La nuova legge, approvata a tarda notte dalla Knesset con 30 voti a favore e 15 contrari, è stato l’ultimo di una serie di provvedimenti mirati a contenere l’immigrazione illegale nei Territori Occupati palestinesi, soprattutto da parte degli africani che, secondo il governo di Tel Aviv, costituirebbero una minaccia al “carattere ebraico” dello Stato. Il provvedimento legittima il governo israeliano a detenere i clandestini in complessi denominati “impianti aperti” e i detenuti di queste strutture non avranno diritto al lavoro. Già nel 2012, il governo israeliano aveva iniziato la costruzione di un recinto lungo il confine con l’Egitto, per controllare l’ingresso di clandestini.
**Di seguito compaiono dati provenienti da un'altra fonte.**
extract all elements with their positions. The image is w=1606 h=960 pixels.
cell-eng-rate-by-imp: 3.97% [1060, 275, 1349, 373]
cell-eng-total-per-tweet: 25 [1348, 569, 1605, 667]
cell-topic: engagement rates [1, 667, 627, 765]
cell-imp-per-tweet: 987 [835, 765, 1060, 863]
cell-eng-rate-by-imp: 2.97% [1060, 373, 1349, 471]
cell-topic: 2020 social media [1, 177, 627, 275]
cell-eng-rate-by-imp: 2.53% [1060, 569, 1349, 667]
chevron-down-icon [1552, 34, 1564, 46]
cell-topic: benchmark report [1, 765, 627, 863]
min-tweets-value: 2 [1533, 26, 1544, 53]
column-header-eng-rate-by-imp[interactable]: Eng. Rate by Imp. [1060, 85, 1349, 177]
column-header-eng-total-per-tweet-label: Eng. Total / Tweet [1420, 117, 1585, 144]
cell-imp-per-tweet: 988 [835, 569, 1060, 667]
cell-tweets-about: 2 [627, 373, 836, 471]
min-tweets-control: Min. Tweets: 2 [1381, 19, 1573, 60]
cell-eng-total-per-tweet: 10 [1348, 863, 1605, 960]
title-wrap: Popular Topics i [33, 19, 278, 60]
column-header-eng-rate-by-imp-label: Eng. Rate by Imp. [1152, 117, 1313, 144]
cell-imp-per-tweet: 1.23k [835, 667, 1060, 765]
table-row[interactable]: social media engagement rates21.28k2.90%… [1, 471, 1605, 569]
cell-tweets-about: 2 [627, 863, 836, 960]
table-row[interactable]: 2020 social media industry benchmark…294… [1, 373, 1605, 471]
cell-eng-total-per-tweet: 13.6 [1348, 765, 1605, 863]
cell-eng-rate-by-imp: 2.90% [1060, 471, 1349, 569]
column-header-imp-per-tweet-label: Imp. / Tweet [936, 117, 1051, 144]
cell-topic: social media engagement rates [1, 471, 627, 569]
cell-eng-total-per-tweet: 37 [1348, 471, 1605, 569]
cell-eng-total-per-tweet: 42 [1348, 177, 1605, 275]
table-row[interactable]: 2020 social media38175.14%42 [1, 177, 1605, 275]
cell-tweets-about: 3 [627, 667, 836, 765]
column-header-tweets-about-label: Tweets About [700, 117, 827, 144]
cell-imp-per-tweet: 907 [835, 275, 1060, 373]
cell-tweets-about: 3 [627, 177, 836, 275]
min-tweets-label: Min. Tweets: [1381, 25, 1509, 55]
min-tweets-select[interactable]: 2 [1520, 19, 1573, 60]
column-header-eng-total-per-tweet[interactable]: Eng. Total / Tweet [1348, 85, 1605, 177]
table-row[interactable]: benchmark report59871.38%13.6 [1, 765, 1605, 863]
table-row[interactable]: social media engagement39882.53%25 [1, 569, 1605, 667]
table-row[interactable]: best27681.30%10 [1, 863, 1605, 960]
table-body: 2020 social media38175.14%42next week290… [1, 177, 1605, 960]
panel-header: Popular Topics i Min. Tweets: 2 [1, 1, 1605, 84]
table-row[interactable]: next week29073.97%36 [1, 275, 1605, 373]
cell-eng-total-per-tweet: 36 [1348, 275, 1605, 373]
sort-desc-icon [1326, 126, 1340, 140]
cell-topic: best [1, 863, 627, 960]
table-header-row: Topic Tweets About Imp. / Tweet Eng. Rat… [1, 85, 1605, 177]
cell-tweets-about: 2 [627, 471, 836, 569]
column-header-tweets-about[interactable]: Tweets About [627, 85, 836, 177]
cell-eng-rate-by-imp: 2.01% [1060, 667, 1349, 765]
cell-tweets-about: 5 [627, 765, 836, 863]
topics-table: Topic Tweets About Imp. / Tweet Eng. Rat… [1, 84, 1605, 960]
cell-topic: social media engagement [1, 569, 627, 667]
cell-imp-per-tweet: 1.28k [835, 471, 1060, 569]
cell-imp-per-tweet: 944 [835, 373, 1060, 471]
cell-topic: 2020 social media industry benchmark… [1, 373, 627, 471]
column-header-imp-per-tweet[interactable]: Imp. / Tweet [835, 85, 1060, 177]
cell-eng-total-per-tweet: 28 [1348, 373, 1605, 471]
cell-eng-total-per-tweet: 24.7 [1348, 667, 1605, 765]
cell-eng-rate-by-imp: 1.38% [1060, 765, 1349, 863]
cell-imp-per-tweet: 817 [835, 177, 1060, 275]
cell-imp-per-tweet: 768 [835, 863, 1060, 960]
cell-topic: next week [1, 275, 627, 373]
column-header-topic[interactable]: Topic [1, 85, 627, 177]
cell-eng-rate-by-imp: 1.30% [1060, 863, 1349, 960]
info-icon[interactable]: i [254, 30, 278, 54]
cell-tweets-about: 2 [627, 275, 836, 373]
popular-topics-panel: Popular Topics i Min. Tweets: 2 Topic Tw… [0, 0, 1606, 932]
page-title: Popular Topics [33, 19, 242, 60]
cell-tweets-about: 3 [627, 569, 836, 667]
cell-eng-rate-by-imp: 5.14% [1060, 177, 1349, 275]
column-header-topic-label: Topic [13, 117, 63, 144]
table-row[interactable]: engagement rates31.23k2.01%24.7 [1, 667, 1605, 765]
Inoltre, a novembre di quest’anno sono state approvate delle misure volte a scoraggiare i datori di lavoro ad assumere manodopera di origine africana e sono stati messi a disposizione degli incentivi economici per coloro che si mostrano disposti a tornare volontariamente nel loro Paese d’origine.

Proprio in queste ore è stato inaugurato un centro di detenzione per immigrati clandestini gestito dal Servizio Carceri israeliane, che sarà aperto durante il giorno e chiuso di notte; inizialmente ospiterà circa 3 mila persone, ma si stima che il numero dei detenuti possa salire vertiginosamente fino a raggiungere le 11 mila unità, secondo quanto riferito dal giornale Haaretz. Il partito Likud del Premier Netanyahu si dice estremamente soddisfatto della linea dura messa in atto dal governo contro l’immigrazione clandestina; per nulla soddisfatti, invece, alcuni esponenti del partito di sinistra Meretz, tra cui Tamar Zandberg, che considerano eccessivamente severa la legge appena approvata e intendono opporvisi dinanzi alla Corte Suprema.

Si sono mobilitate contro questa legge anche molte organizzazioni per i diritti umani, che ritengono che gli immigrati giunti in Israele abbiano il diritto di risiedervi dal momento che se tornassero in Sudan o in Eritrea (i Paesi da cui provengono), la loro vita sarebbe in pericolo. Va sottolineato che più di 50 mila immigrati africani lavorano attualmente in Israele, mal retribuiti e in condizioni precarie. Secondo l’ultimo rapporto OCSE, Israele ha il più basso tenore di vita tra i 35 membri dell’Organizzazione per la Cooperazione e lo Sviluppo Economico. Nella sua indagine economica per il 2013, l’organizzazione afferma che: “I redditi di una famiglia israeliana su 5 scendono al di sotto della soglia di povertà”. Negli ultimi mesi l’eccessiva percentuale di israeliani che ha lasciato il Paese per trasferirsi in Germania e negli Stati Uniti conferma la realtà messa in luce dalla relazione dell’OCSE.

Secondo quanto riporta Press Tv, sempre più frequentemente gli israeliani scendono in piazza contro il loro governo che impone tasse sempre più esose e ha tagliato le prestazioni sociali. Israele mostra il suo vero volto razzista e tutt’altro che democratico non solo contro i Palestinesi o contro gli immigrati clandestini, ma addirittura contro i suoi stessi cittadini.